I find if i am not careful I begin to live in someday land. You know the place, you might live there too. It is a land filled with dreams and hopes, a land filled with I'm gonnas and when things are more together. You know, someday meaning not today. The single biggest difference between someday and today is a nasty four letter word beginning with 'F'... fear. I don't like to talk about fear, I don't even like to admit there are things that I am afraid of, but the truth is unavoidable.
What fears are stopping me from making someday, today?
My biggest fear is not being able to provide for my family. The most common thought which follows someday in my vocabulary is this, someday I will be used by God to be a new church planter. When asked why I don't just go out and do this I have come up with all kinds of noble answers like, well it would not be responsible to the church I am at, or I am not sure if my annual conference or denomination is ready for a new church plant. While one or both of these answers are true, they are really smokescreens for my fear. What is holding me back is not a sense of responsibility, or a sense of needing permission from an earthly organization, it is fear of being able to make it. Making it includes providing for my family, and making it means being able to be successful in beginning a new church. There I said it, now I have to deal with it.
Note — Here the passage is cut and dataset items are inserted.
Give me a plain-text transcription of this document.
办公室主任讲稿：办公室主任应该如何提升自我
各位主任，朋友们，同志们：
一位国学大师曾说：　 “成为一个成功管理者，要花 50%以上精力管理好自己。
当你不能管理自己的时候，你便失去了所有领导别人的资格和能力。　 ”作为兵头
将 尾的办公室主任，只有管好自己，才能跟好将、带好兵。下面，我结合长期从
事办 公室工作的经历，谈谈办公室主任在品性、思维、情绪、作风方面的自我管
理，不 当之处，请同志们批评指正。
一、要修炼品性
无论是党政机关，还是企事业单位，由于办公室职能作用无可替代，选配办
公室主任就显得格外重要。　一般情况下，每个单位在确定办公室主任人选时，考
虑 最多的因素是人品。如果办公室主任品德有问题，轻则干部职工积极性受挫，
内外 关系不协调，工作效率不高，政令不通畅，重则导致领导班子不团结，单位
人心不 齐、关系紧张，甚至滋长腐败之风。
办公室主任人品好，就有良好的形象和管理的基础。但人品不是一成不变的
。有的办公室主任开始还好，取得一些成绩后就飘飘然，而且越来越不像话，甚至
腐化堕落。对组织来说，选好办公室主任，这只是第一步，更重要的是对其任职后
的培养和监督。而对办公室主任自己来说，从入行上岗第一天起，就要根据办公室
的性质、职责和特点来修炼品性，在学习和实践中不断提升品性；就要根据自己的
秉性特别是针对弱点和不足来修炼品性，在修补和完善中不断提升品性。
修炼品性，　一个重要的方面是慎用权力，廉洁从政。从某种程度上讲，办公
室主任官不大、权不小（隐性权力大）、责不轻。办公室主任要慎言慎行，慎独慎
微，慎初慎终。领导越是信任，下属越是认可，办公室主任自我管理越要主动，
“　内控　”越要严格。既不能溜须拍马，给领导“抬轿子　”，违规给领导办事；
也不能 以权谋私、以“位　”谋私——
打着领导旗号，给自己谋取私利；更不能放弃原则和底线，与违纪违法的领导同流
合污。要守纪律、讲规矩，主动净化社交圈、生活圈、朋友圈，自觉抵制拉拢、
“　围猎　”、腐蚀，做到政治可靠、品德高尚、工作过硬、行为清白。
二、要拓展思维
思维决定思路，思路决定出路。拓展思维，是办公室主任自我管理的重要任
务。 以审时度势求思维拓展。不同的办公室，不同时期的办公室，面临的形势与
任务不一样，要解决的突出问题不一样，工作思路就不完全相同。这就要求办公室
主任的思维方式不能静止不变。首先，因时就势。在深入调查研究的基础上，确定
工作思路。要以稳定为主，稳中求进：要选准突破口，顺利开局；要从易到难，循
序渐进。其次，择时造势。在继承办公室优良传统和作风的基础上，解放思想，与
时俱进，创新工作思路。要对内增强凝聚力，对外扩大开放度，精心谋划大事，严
What is the opposite of fear?
The term used by Kerry and Chris Shook is ridiculous faith. This is the faith David had facing Goliath. This is the faith the apostles had as they began the church. This is the faith many who are now mt cloud of witnesses have displayed. It is not a play-it-safe kind of faith. It is the kind of faith that might get you into some sticky situations, but it is exactly the faith we are all called to have.
So what is a person to do? Step one, pray, step two take action. Step three, refer to step one. I am going to do whatever it takes to make someday today. So that when God opens the doors, or brings the nest turn in my journey i will be ready. Not necessarily ready for what lies ahead, ready to walk with ridiculous faith.